After talking with the assessor, it appeared he was not interested in the facts nor in establishing a good relationship with the new owners. Since the assessor failed to present any logical evidence for maintaining the previous year’s assessment, the company decided to appeal.  Little did they know that what began as a straightforward appeal was soon to resemble a Grisham novel. They had come face-to-face with . . . The Runaway Assessor.

Who is the Runaway Assessor?  Sorry, we can’t reveal names. But generally speaking, Runaway Assessors are the great nemeses of corporate tax professionals; they dig in and fight for unrealistic values, even when faced with overwhelming evidence.  When they are opposed, Runaway Assessors have been known to inflate already unrealistic values.  They often develop a strong dislike for a particular taxpayer or taxpayers in general and take a punitive approach when making their assessments.  While the great majority of assessors work cooperatively and fairly with taxpayers, the Runaway Assessor can cause a taxpayer to lose sleep.

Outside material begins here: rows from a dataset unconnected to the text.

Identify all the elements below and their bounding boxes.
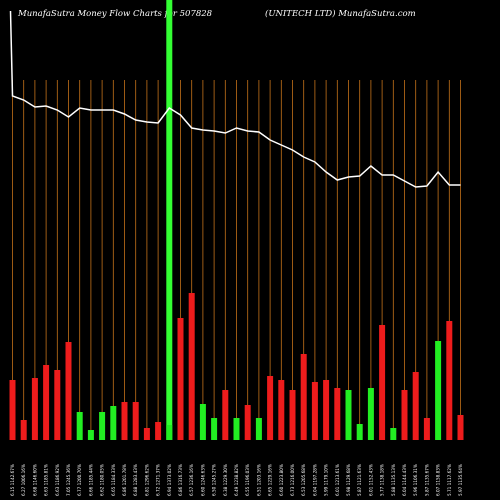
volume-bar xyxy=(323,380,330,440)
x-tick-label: 6.63 1186.92% xyxy=(55,464,60,496)
volume-bar xyxy=(435,341,442,440)
x-tick-label: 6.51 1203.16% xyxy=(256,464,261,496)
x-tick-label: 5.97 1135.64% xyxy=(458,464,463,496)
x-tick-label: 6.88 1283.43% xyxy=(133,464,138,496)
x-tick-label: 6.77 1200.70% xyxy=(77,464,82,496)
x-tick-label: 5.88 1135.13% xyxy=(391,464,396,496)
price-line xyxy=(9,10,461,188)
x-tick-label: 6.66 1185.44% xyxy=(88,464,93,496)
volume-bar xyxy=(155,422,162,440)
volume-bar xyxy=(255,418,262,440)
volume-bar xyxy=(244,405,251,440)
x-tick-label: 6.86 1201.78% xyxy=(122,464,127,496)
volume-bar xyxy=(334,388,341,440)
x-tick-label: 6.72 1271.37% xyxy=(156,464,161,496)
volume-bar xyxy=(177,318,184,440)
x-tick-label: 6.50 1245.27% xyxy=(212,464,217,496)
x-tick-label: 6.94 1373.02% xyxy=(167,464,172,496)
x-tick-label: 6.62 1180.05% xyxy=(100,464,105,496)
volume-bar xyxy=(390,428,397,440)
volume-bar xyxy=(379,325,386,440)
x-tick-label: 6.07 1158.83% xyxy=(436,464,441,496)
x-tick-label: 6.60 1246.63% xyxy=(200,464,205,496)
volume-bar xyxy=(188,293,195,440)
x-tick-label: 6.68 1146.60% xyxy=(32,464,37,496)
x-tick-label: 5.98 1129.68% xyxy=(346,464,351,496)
volume-bar xyxy=(9,380,16,440)
x-tick-label: 5.87 1121.63% xyxy=(357,464,362,496)
chart-site-label: (UNITECH LTD) MunafaSutra.com xyxy=(265,9,416,19)
x-tick-label: 7.05 1245.36% xyxy=(66,464,71,496)
x-tick-label: 5.87 1135.67% xyxy=(424,464,429,496)
volume-bar xyxy=(143,428,150,440)
volume-bar xyxy=(446,321,453,440)
x-tick-label: 6.38 1229.30% xyxy=(223,464,228,496)
x-tick-label: 6.01 1152.43% xyxy=(368,464,373,496)
x-tick-label: 6.65 1184.33% xyxy=(111,464,116,496)
volume-bar xyxy=(132,402,139,440)
x-tick-label: 6.81 1296.62% xyxy=(144,464,149,496)
x-tick-label: 6.01 1213.61% xyxy=(335,464,340,496)
x-tick-label: 6.57 1236.16% xyxy=(189,464,194,496)
volume-bar xyxy=(401,390,408,440)
volume-bar xyxy=(99,412,106,440)
x-tick-label: 6.65 1229.16% xyxy=(268,464,273,496)
volume-bar xyxy=(222,390,229,440)
volume-bar xyxy=(43,365,50,440)
volume-bar xyxy=(267,376,274,440)
volume-bar xyxy=(367,388,374,440)
volume-bar xyxy=(412,372,419,440)
volume-bar xyxy=(65,342,72,440)
volume-bar xyxy=(76,412,83,440)
volume-bar xyxy=(166,425,173,440)
volume-bar xyxy=(211,418,218,440)
volume-bar xyxy=(87,430,94,440)
volume-bar xyxy=(54,370,61,440)
volume-bar xyxy=(457,415,464,440)
x-tick-label: 6.53 1205.68% xyxy=(301,464,306,496)
volume-bar xyxy=(121,402,128,440)
x-tick-label: 6.04 1197.28% xyxy=(312,464,317,496)
volume-bar xyxy=(423,418,430,440)
x-tick-label: 6.63 1185.81% xyxy=(44,464,49,496)
volume-bar xyxy=(110,406,117,440)
x-tick-label: 6.55 1196.03% xyxy=(245,464,250,496)
x-tick-label: 6.73 1216.00% xyxy=(290,464,295,496)
x-tick-label: 5.77 1138.18% xyxy=(380,464,385,496)
volume-bar xyxy=(20,420,27,440)
x-tick-label: 5.71 1117.62% xyxy=(447,464,452,496)
volume-bar xyxy=(300,354,307,440)
volume-bar xyxy=(278,380,285,440)
x-tick-label: 6.04 1144.43% xyxy=(402,464,407,496)
volume-bar xyxy=(31,378,38,440)
x-tick-label: 6.86 1316.73% xyxy=(178,464,183,496)
x-tick-label: 6.15 1142.67% xyxy=(10,464,15,496)
highlight-column xyxy=(166,0,173,440)
volume-bar xyxy=(356,424,363,440)
chart-header: MunafaSutra Money Flow Charts for 507828… xyxy=(0,9,500,23)
volume-bar xyxy=(289,390,296,440)
x-tick-label: 6.60 1223.80% xyxy=(279,464,284,496)
volume-bar xyxy=(199,404,206,440)
volume-bar xyxy=(311,382,318,440)
x-tick-label: 6.49 1238.82% xyxy=(234,464,239,496)
volume-bar xyxy=(345,390,352,440)
x-tick-label: 6.27 1006.16% xyxy=(21,464,26,496)
chart-title: MunafaSutra Money Flow Charts for 507828 xyxy=(18,9,213,19)
x-tick-label: 5.99 1179.10% xyxy=(324,464,329,496)
volume-bar xyxy=(233,418,240,440)
x-tick-label: 5.96 1106.31% xyxy=(413,464,418,496)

In this saga, the Runaway Assessor disputed the appeal.  He admitted his original value on the personal property was miscalculated—miscalculated too low that is!  On revision he claimed it should have been almost 50% higher—an ­increase from $12 million to approximately $17 million for that tax year!  A second appeal (to court) resulted in yet another tax hike.  The more the taxpayer appealed and presented information, the more the assessor resisted and raised the values.  The single-year appeal snowballed into a multi-year appeal, with the assessor ultimately hiking the value by nearly 5 times in the process.

Unfortunately for the Runaway Assessor, his arguments did not prevail in court.  In the end the taxpayer prevailed, getting their $10 million value.